As we begin this meditation, I cannot exaggerate the importance of realizing that for thirty some years God became Man and was on earth visibly, sensibly perceptible – that since the Ascension God become Man, I repeat become Man, is indeed in Heaven at the Right hand of His heavenly Father, but He is also and that word also is at the heart of our Catholic Faith – He is also on the earth in the Holy Eucharist. Christ then completed this earthly and I then repeat visibly perceptible stay, He completed this kind of earthly stay on Ascension Thursday forty days after Easter.
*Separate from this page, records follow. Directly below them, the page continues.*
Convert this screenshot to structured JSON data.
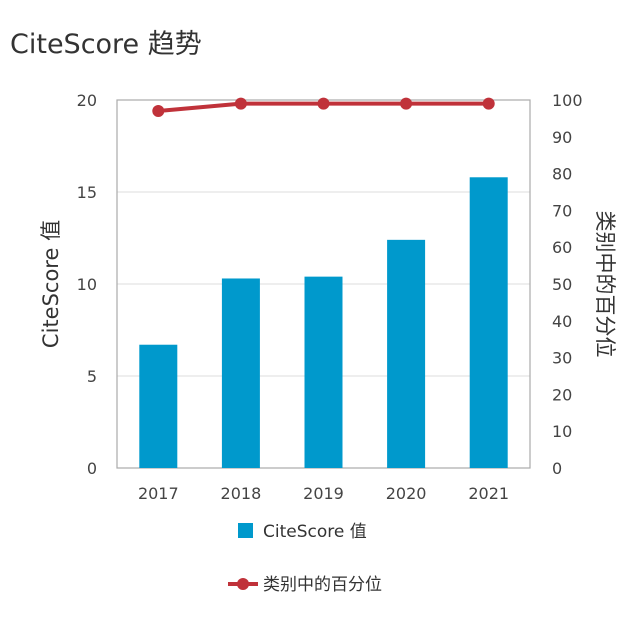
{
  "title": "CiteScore 趋势",
  "chart_data": {
    "type": "bar",
    "categories": [
      "2017",
      "2018",
      "2019",
      "2020",
      "2021"
    ],
    "series": [
      {
        "name": "CiteScore 值",
        "type": "bar",
        "axis": "left",
        "color": "#0099cc",
        "values": [
          6.7,
          10.3,
          10.4,
          12.4,
          15.8
        ]
      },
      {
        "name": "类别中的百分位",
        "type": "line",
        "axis": "right",
        "color": "#c0323a",
        "values": [
          97,
          99,
          99,
          99,
          99
        ]
      }
    ],
    "ylabel": "CiteScore 值",
    "y2label": "类别中的百分位",
    "ylim": [
      0,
      20
    ],
    "y2lim": [
      0,
      100
    ],
    "yticks": [
      "0",
      "5",
      "10",
      "15",
      "20"
    ],
    "y2ticks": [
      "0",
      "10",
      "20",
      "30",
      "40",
      "50",
      "60",
      "70",
      "80",
      "90",
      "100"
    ],
    "grid": true,
    "legend": "bottom"
  }
}
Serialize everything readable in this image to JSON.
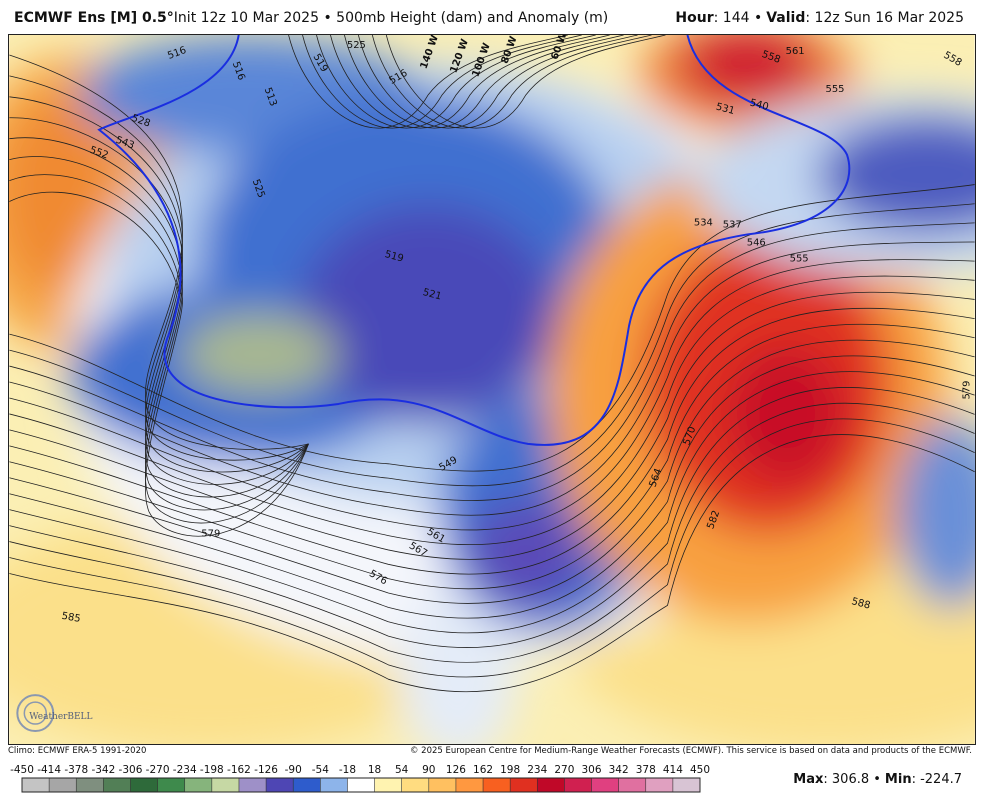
{
  "header": {
    "left": [
      {
        "text": "ECMWF Ens [M] 0.5°",
        "bold": true
      },
      {
        "text": "Init 12z 10 Mar 2025 • 500mb Height (dam) and Anomaly (m)"
      }
    ],
    "right": [
      {
        "text": "Hour",
        "bold": true
      },
      {
        "text": ": 144 •"
      },
      {
        "text": "Valid",
        "bold": true
      },
      {
        "text": ": 12z Sun 16 Mar 2025"
      }
    ]
  },
  "map": {
    "contour_labels": [
      516,
      516,
      519,
      525,
      516,
      513,
      528,
      543,
      552,
      525,
      519,
      521,
      549,
      561,
      567,
      576,
      579,
      585,
      564,
      570,
      582,
      588,
      534,
      537,
      546,
      555,
      531,
      540,
      558,
      561,
      555,
      558,
      579
    ],
    "longitude_labels": [
      "140 W",
      "120 W",
      "100 W",
      "80 W",
      "60 W"
    ],
    "logo": "WeatherBELL"
  },
  "footer": {
    "climo": "Climo: ECMWF ERA-5 1991-2020",
    "copyright": "© 2025 European Centre for Medium-Range Weather Forecasts (ECMWF). This service is based on data and products of the ECMWF.",
    "stats": [
      {
        "text": "Max",
        "bold": true
      },
      {
        "text": ": 306.8 •"
      },
      {
        "text": "Min",
        "bold": true
      },
      {
        "text": ": -224.7"
      }
    ]
  },
  "colorbar": {
    "ticks": [
      -450,
      -414,
      -378,
      -342,
      -306,
      -270,
      -234,
      -198,
      -162,
      -126,
      -90,
      -54,
      -18,
      18,
      54,
      90,
      126,
      162,
      198,
      234,
      270,
      306,
      342,
      378,
      414,
      450
    ],
    "colors": [
      "#c4c4c4",
      "#a6a6a6",
      "#7f8f7f",
      "#527f56",
      "#2e6a3a",
      "#3e8a4c",
      "#86b47c",
      "#c6d8a4",
      "#9e90c8",
      "#4e46b4",
      "#2e5ccc",
      "#8db4ea",
      "#ffffff",
      "#fff3b0",
      "#ffdc80",
      "#ffc060",
      "#ff9840",
      "#f86020",
      "#e03020",
      "#c00828",
      "#d02050",
      "#e04080",
      "#e070a0",
      "#e0a0c0",
      "#d8c4d4"
    ]
  }
}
Jesus Christ Is Alive and Present on Earth
We’re still on the introduction. It is also critically important to stress that once Christ rose from the dead, Jesus Christ remains Jesus Christ. The only difference and the only limitation is on our side. He did, indeed, ascend to Heaven but I repeat and it is no mere verbal repetition; the Catholic Church is only, underline the adverb, only as strong as her bishops, priests, religious and the laity believe that Jesus Christ is alive and is present on earth, True God and True Man, in the Blessed Sacrament of the Altar.
But that the same identical Jesus Christ – shall we say also, let’s drop the word also – is present in Heaven. In Heaven He is seen by the angels and saints. On earth, He is seen only with the eyes of Faith, but objectively, really It is the same Jesus in Heaven since His Ascension and on earth in the Eucharist.